Ich habe jetzt auch eine Email an Herrn Möllendorf geschrieben, ob der Kühler in meinen Asus P5Q passt. Kein e,pro oder deluxe, einfach die normale Asus P5Q. 

Ähm um den Kühler zu installieren, muss man das Motherboard unbegingt ausbauen ?


----------



## the freaker (12. November 2008)

*AW: Passt ein Groß Glockner BE auf ein P5Q Pro?*

Ja musst du.
Nur bei dem AM 2 Sockel musst den Groß Clockner nicht ausbauen.


----------



## gokzilla (12. November 2008)

*AW: Passt ein Groß Glockner BE auf ein P5Q Pro?*

ok, vielen dank


----------



## kill_bill (13. November 2008)

*AW: Passt ein Groß Glockner BE auf ein P5Q Pro?*



Mr.Ultimo schrieb:


> also auf mein ds-4 (p35) passter ohne probs alles bestens



sorry wegen der nachfrage, aber du meinst das gigybyte p35-ds4 oder ?
ich hab das gleiche board und will mir auch den lüfter kaufen, habe aber keine lust ihn reklamieren zu müssen.
Hat sonst jemand Erfahrungen mit dem beigelegtem Silberpad gemacht? In PCGH 12/08 stand ja, dass sich damit die Kühlleistung leicht verbessert im Vergleich zu einen normalen Wärmeleitpaste.
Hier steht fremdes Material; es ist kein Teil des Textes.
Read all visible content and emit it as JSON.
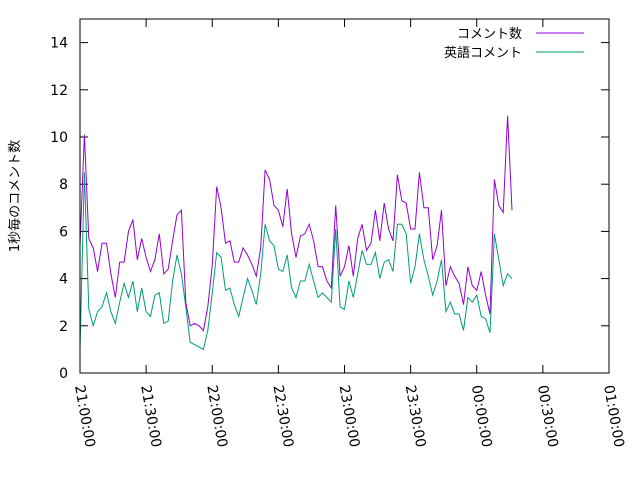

Kann das jemand bestätigen ?

mfg und thx


----------



## Gebieter (13. November 2008)

*AW: Passt ein Groß Glockner BE auf ein P5Q Pro?*

Es mag die Temperatur verbessern ja, aber dass Zeug musst erst einbrennen und ausserdem bekommt man dass nicht mehr ohne weiteres weg. Also wenn ich n Groß Clockner nehme, dann auf jeden Fall mit normaler Wärmeleitpaste.


----------



## gokzilla (13. November 2008)

*AW: Passt ein Groß Glockner BE auf ein P5Q Pro?*

Habe Asus P5Q (kein e, pro oder deluxe) und habe vor ein paar Stunden die EKL Alpenföhn Groß Clockner blue edition eingebaut. Jedoch zeigt mein Lüfter nach unten, nach oben wäre es viel zu knapp bei meinem Antec 900.
 CPU temp : 28c, cores: 52,45,50,49c.
Habe kurz streßtest CPU mit everest gemacht und cpu ging auf knapp 50c hoch und cores auf über 70c hab sofort aus gemacht. Ist das normal ?

Ach ja CPU ist übertaktet. last 3,4ghz.

Idle und Last dreht der Lüfter mit 1455 umin.


----------



## the freaker (14. November 2008)

*AW: Passt ein Groß Glockner BE auf ein P5Q Pro?*

Welche cpu hast du denn?


----------



## gokzilla (14. November 2008)

*AW: Passt ein Groß Glockner BE auf ein P5Q Pro?*

intel 9550 quad

kann der Alpenföhn nicht schneller drehen ? der ist sowieso unhörbar bei mir, mehr speed würde nicht schaden.


----------



## Shibi (14. November 2008)

*AW: Passt ein Groß Glockner BE auf ein P5Q Pro?*

Mehr als 12V solltest du nicht versuchen. 
Aber du kannst den Lüfter gegen ein leistungsstärkeres Modell austauschen.

mfg, shibi


----------



## Mick73 (27. November 2008)

*AW: Passt ein Groß Glockner BE auf ein P5Q Pro?*

Ja er passt. Habs ohne große Probleme hinbekommen und dabei war es mein erstes Mal das ich selber einen Kühler montiert habe.
Engste Stelle siehe Bild 4, zwischen Befestigungsklammer und dem Kupferkühlkörper vom Board. Die Klammer an dieser Stelle sollte man als erstes in die Rastnase einführen. Dann die Klammer auf der andren Seite, da ist genug Platz.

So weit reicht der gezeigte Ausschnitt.